Principalmente sobre isso, mas também sobre literatura, arte e política, uma vez que Mário, embora tendo há muitos anos abandonado a militância partidária, continuava a pensar e a discutir aquelas questões. Claro que isso não excluía o papo amigável, bem-humorado, que era um dos traços de seu temperamento.
Costumo dizer que aprendi muito com ele, não apenas nas conversas, mas também nos livros que me emprestava. Eram livros de crítica de arte, de história da arte, de filosofia. Não fosse isso, dificilmente, por exemplo, teria eu lido os filósofos pré-socráticos.
Quando entrei em crise, ao desintegrar a linguagem poética nos últimos poemas de "A Luta Corporal", foi a ele que recorri. Mostrei-lhe os poemas, ele os leu e me disse: "Você se meteu numa encrenca, mas esse é seu caminho. Precisa dar um tempo". E meu deu para ler um livro em que conheci Heráclito, Parmênides, Pitágoras. Não resolveu meu problema, mas me afastou dele por algum tempo.
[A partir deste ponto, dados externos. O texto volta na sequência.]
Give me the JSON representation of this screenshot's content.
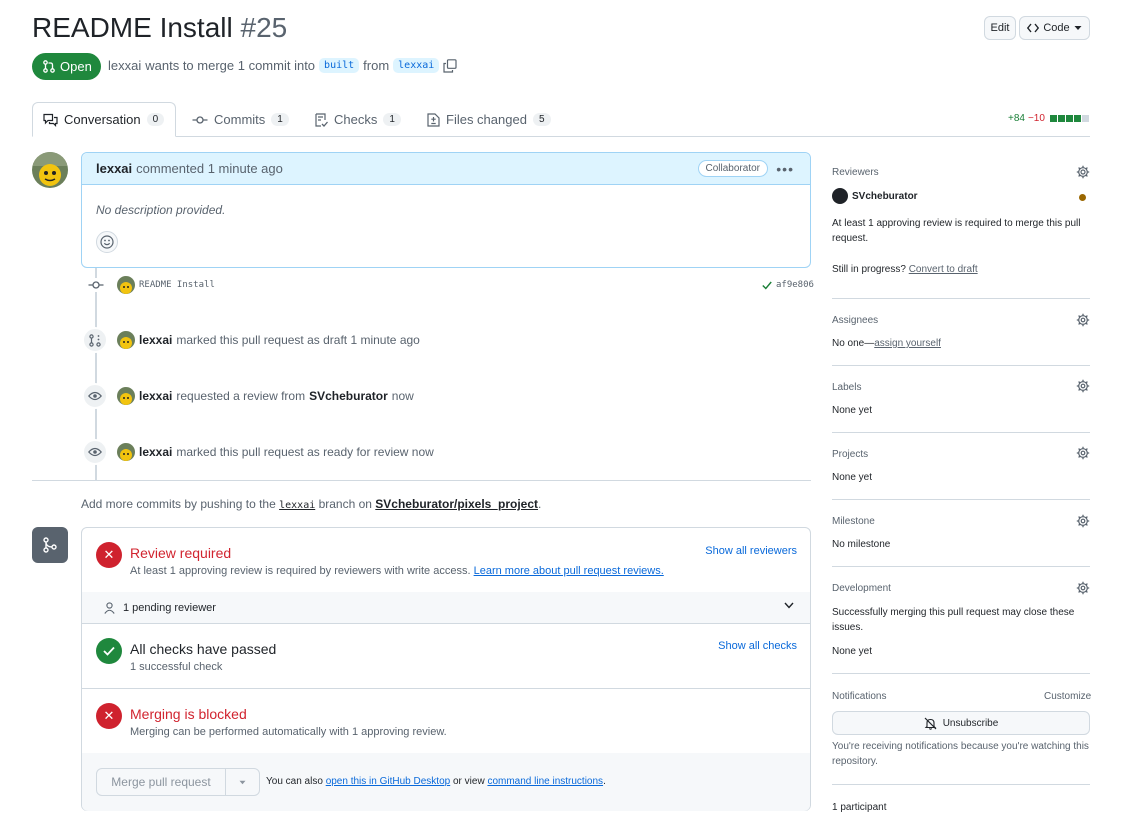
{
  "pr": {
    "title": "README Install",
    "number": "#25",
    "state": "Open",
    "author": "lexxai",
    "summary_mid": "wants to merge 1 commit into",
    "base_branch": "built",
    "from_word": "from",
    "head_branch": "lexxai"
  },
  "header_buttons": {
    "edit": "Edit",
    "code": "Code"
  },
  "tabs": [
    {
      "label": "Conversation",
      "count": "0"
    },
    {
      "label": "Commits",
      "count": "1"
    },
    {
      "label": "Checks",
      "count": "1"
    },
    {
      "label": "Files changed",
      "count": "5"
    }
  ],
  "diffstat": {
    "additions": "+84",
    "deletions": "−10"
  },
  "comment": {
    "author": "lexxai",
    "action": "commented 1 minute ago",
    "badge": "Collaborator",
    "body": "No description provided."
  },
  "timeline": {
    "commit": {
      "message": "README Install",
      "sha": "af9e806"
    },
    "events": [
      {
        "actor": "lexxai",
        "text": "marked this pull request as draft 1 minute ago",
        "extra": ""
      },
      {
        "actor": "lexxai",
        "text": "requested a review from",
        "target": "SVcheburator",
        "time": "now"
      },
      {
        "actor": "lexxai",
        "text": "marked this pull request as ready for review now"
      }
    ]
  },
  "push_hint": {
    "prefix": "Add more commits by pushing to the",
    "branch": "lexxai",
    "middle": "branch on",
    "repo": "SVcheburator/pixels_project",
    "suffix": "."
  },
  "merge_box": {
    "review": {
      "title": "Review required",
      "desc": "At least 1 approving review is required by reviewers with write access.",
      "desc_link": "Learn more about pull request reviews.",
      "action": "Show all reviewers"
    },
    "pending": "1 pending reviewer",
    "checks": {
      "title": "All checks have passed",
      "desc": "1 successful check",
      "action": "Show all checks"
    },
    "blocked": {
      "title": "Merging is blocked",
      "desc": "Merging can be performed automatically with 1 approving review."
    },
    "merge_button": "Merge pull request",
    "alt_prefix": "You can also",
    "alt_link1": "open this in GitHub Desktop",
    "alt_mid": "or view",
    "alt_link2": "command line instructions",
    "alt_suffix": "."
  },
  "sidebar": {
    "reviewers": {
      "title": "Reviewers",
      "name": "SVcheburator",
      "note": "At least 1 approving review is required to merge this pull request.",
      "progress_prefix": "Still in progress?",
      "progress_link": "Convert to draft"
    },
    "assignees": {
      "title": "Assignees",
      "prefix": "No one—",
      "link": "assign yourself"
    },
    "labels": {
      "title": "Labels",
      "value": "None yet"
    },
    "projects": {
      "title": "Projects",
      "value": "None yet"
    },
    "milestone": {
      "title": "Milestone",
      "value": "No milestone"
    },
    "development": {
      "title": "Development",
      "note": "Successfully merging this pull request may close these issues.",
      "value": "None yet"
    },
    "notifications": {
      "title": "Notifications",
      "customize": "Customize",
      "button": "Unsubscribe",
      "note": "You're receiving notifications because you're watching this repository."
    },
    "participants": "1 participant"
  },
  "colors": {
    "open_green": "#1f883d",
    "danger": "#cf222e",
    "accent": "#0969da",
    "pending_dot": "#9a6700"
  }
}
Mário não vivia nos dando lições, nem a mim nem aos artistas que aderiram ao concretismo e, quando ocorreu a ruptura dos dois grupos –os concretistas paulistas e os cariocas– não tomou partido, muito embora não concordasse com a visão excessivamente teorizante dos paulistas.
Essa ruptura foi precipitada por um artigo de Haroldo de Campos propondo que, a partir de então, a poesia concreta fosse feita com base em equações matemáticas.
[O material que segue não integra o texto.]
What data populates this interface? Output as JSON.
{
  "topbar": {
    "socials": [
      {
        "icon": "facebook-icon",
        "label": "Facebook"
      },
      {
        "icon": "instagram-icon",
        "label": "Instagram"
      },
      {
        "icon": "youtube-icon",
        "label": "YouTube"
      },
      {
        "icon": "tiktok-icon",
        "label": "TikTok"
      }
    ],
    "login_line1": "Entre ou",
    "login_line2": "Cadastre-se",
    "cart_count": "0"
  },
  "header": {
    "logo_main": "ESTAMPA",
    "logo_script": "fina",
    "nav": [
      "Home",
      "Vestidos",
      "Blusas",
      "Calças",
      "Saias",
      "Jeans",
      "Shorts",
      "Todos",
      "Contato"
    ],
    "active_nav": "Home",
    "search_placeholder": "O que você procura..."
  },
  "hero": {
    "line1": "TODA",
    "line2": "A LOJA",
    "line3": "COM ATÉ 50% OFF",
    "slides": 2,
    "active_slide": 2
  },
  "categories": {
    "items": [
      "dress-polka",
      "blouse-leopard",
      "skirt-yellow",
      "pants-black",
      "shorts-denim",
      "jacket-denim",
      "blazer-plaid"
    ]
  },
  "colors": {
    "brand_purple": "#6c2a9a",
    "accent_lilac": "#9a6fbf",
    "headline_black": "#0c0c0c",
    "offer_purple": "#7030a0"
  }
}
Eles nunca fizeram poema algum baseado nessa teoria, enquanto o grupo do Rio prosseguiu em suas realizações, a partir da intuição e da inventividade.
Não é verdade, portanto, que a arte neoconcreta tenha nascido em contraposição ao grupo paulista. Aquela ruptura se deu em junho de 1957 e o neoconcretismo nasceu em 1959, quando redigi o Manifesto Neoconcreto. E não nasceu por pretendermos inventar um novo movimento; nasceu quase que por acaso.
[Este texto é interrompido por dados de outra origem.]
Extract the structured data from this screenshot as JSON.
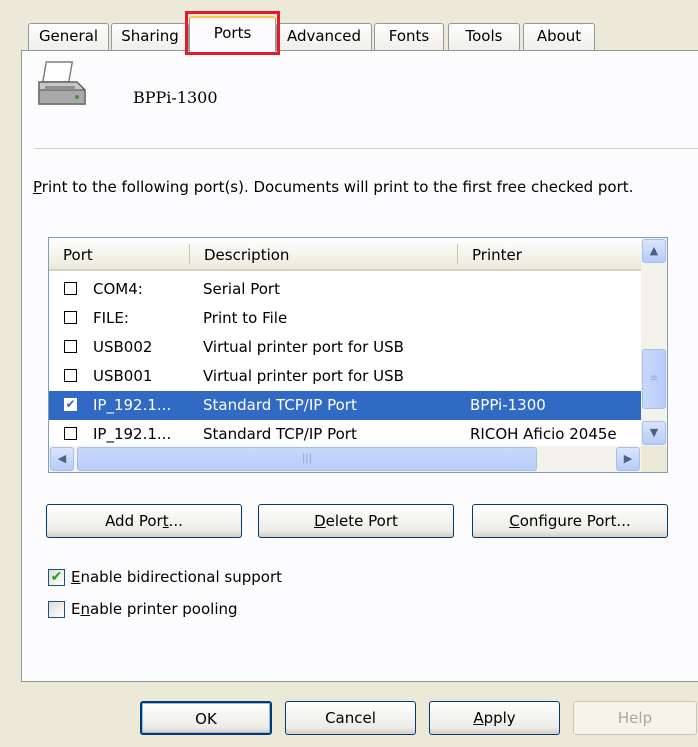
{
  "tabs": [
    {
      "label": "General"
    },
    {
      "label": "Sharing"
    },
    {
      "label": "Ports"
    },
    {
      "label": "Advanced"
    },
    {
      "label": "Fonts"
    },
    {
      "label": "Tools"
    },
    {
      "label": "About"
    }
  ],
  "printer": {
    "name": "BPPi-1300",
    "icon": "printer-icon"
  },
  "instructions": {
    "prefix": "P",
    "text": "rint to the following port(s). Documents will print to the first free checked port."
  },
  "port_list": {
    "columns": [
      "Port",
      "Description",
      "Printer"
    ],
    "rows": [
      {
        "checked": false,
        "port": "COM4:",
        "description": "Serial Port",
        "printer": ""
      },
      {
        "checked": false,
        "port": "FILE:",
        "description": "Print to File",
        "printer": ""
      },
      {
        "checked": false,
        "port": "USB002",
        "description": "Virtual printer port for USB",
        "printer": ""
      },
      {
        "checked": false,
        "port": "USB001",
        "description": "Virtual printer port for USB",
        "printer": ""
      },
      {
        "checked": true,
        "port": "IP_192.1...",
        "description": "Standard TCP/IP Port",
        "printer": "BPPi-1300"
      },
      {
        "checked": false,
        "port": "IP_192.1...",
        "description": "Standard TCP/IP Port",
        "printer": "RICOH Aficio 2045e"
      }
    ],
    "selected_index": 4
  },
  "port_buttons": {
    "add": {
      "pre": "Add Por",
      "key": "t",
      "post": "..."
    },
    "delete": {
      "pre": "",
      "key": "D",
      "post": "elete Port"
    },
    "configure": {
      "pre": "",
      "key": "C",
      "post": "onfigure Port..."
    }
  },
  "options": {
    "bidirectional": {
      "key": "E",
      "rest": "nable bidirectional support",
      "checked": true
    },
    "pooling": {
      "key": "n",
      "pre": "E",
      "rest": "able printer pooling",
      "checked": false
    }
  },
  "dialog_buttons": {
    "ok": "OK",
    "cancel": "Cancel",
    "apply": {
      "key": "A",
      "rest": "pply"
    },
    "help": "Help"
  },
  "colors": {
    "selection": "#316ac5",
    "highlight_box": "#e01e2a",
    "active_tab_accent": "#ffc83c"
  }
}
Foi assim: no final de 1958, Lygia Clark sugeriu que o grupo do Rio fizesse uma exposição de seus trabalhos mais recentes e que eu escrevesse o texto de apresentação da mostra. Aceitei a proposta, mas para isso teria que conhecer os trabalhos a serem expostos.
Pois bem, depois que os vi, convenci-me de que o que fazíamos – tanto os artistas plásticos como os poetas– já não se identificava com o concretismo; era outra coisa. Pedi, então, uma reunião do grupo e sugeri que passássemos a nos definir como "neoconcretos" e que, em vez da apresentação, escreveria um manifesto lançando a nova tendência.
Assim foi que, meses depois, em março de 1959, abria-se, no Museu de Arte Moderna do Rio, a primeira exposição neoconcreta. Como se vê, o neoconcretismo surgiu do modo próprio como o grupo do Rio desenvolvia suas experiências.
Outro aspecto a ressaltar é que o manifesto neoconcreto, ao contrário dos demais, não prometia nada, não profetizava o futuro, apenas procurava definir o que de novo surgira do trabalho de seus integrantes. Noutras palavras, tanto os artistas plásticos quanto os poetas não partiam de teorias para realizar suas obras; partiam da própria experiência, do que descobriam em seu trabalho criativo.
Mário Pedrosa não participou de nada disso, pois não estava no Brasil. Ganhara, em 1958, uma bolsa da Unesco para estudar arte japonesa no Japão e lá ficou até meados de 1959. De volta ao Rio, brincou: "Vocês me deram o golpe. Esperaram eu viajar para sepultar o concretismo". E eu lhe respondi: "Quem mandou você ir para o Japão?"
E rimos os dois, nos divertindo com a brincadeira.